Public forum held to discuss illegal dumping of radioactive waste
A public forum was held Tuesday night for public officials to discuss with Estill County community members where the investigation stands into the illegally dumping of radioactive material at a landfill in Estill County.
Public officials explained to the crowd of nearly 600 people Tuesday night that there is no immediate public health threat as a result of technologically enhanced naturally occurring radioactive material(TENORM) that was illegally dumped at the Blue Ridge Landfill in Estill County in 2015.
“There is not a present threat to public health meaning that whatever material has been put into that landfill has been sufficiently buried so as to not cause an immediate threat. As has been alluded to, we’re also concerned about the potential for past threat. And that’s what we’re really trying to evaluate at the moment,” Cabinet for Health and Family Services Department for Public Health Matthew McKinley said.
“I feel like the more tests we can get the more assurance we can get the safer you all will feel in our community,” Estill County Judge Executive Wallace Taylor said.
“The material was brought here in closed containers but then the boxes were emptied and dumped into the landfill,” Department for Environmental Protection Assistant Director Jon Maybriar said.
Officials are now currently trying to figure out exactly where the more than 2000 tons of radioactive material was buried and how deep it was buried at the landfill.
After the public officials spoke, many people from the crowd had questions and concerns.

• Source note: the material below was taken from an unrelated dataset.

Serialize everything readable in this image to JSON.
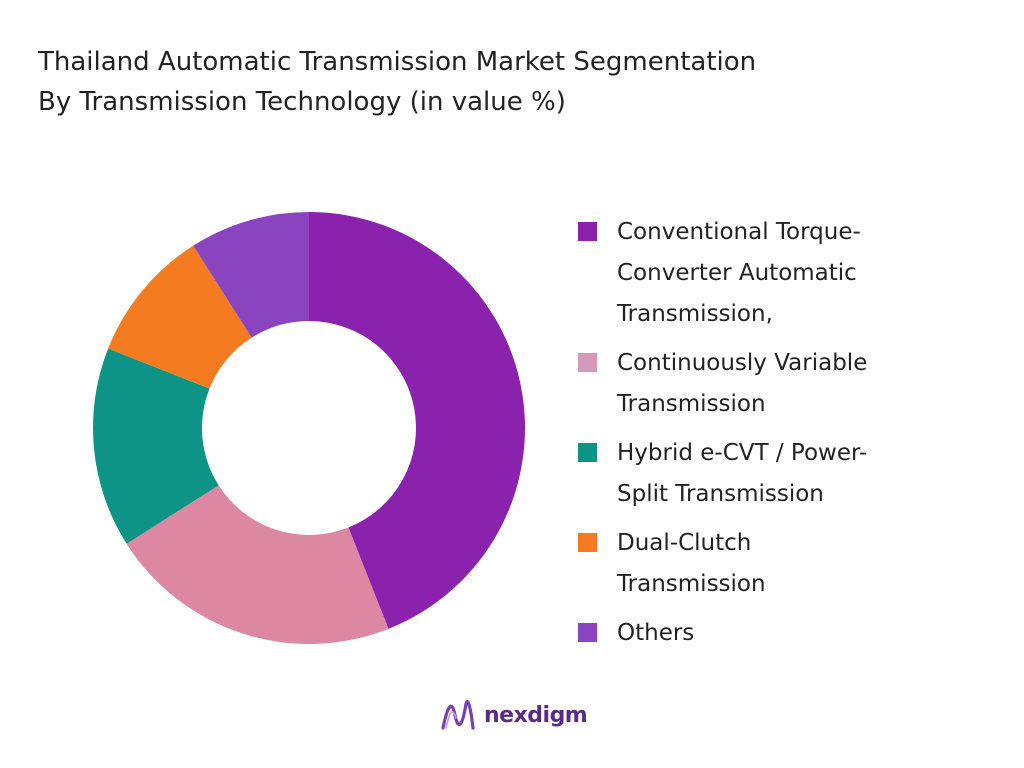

Director of Landfill Operations in the East Region Dave Retell said the Blue Ridge Landfill did not know they were accepting radioactive waste.
“What we can tell from what we currently have right now, Judge, is it was characterized not as TENORM waste, it was characterized as regular drilling mud,” Director of Landfill Operations in the East Region Dave Retell said.
Several people said they were concerned about what else could be buried at the landfill…One person calling the landfill a time bomb.
“And what is usually done when a time bomb is discovered or suspected? You find it and you remove it,” the citizen said.
State investigators will continue to test the landfill and determine what needs to be done with the radioactive waste. The Blue Ridge Landfill is expected to receive a violation notice sometime this week.
“There will be remedial measures embedded within that notice of violation that the landfill will need to be doing quickly,” Department for Environmental Protection Assistant Director Jon Maybriar said.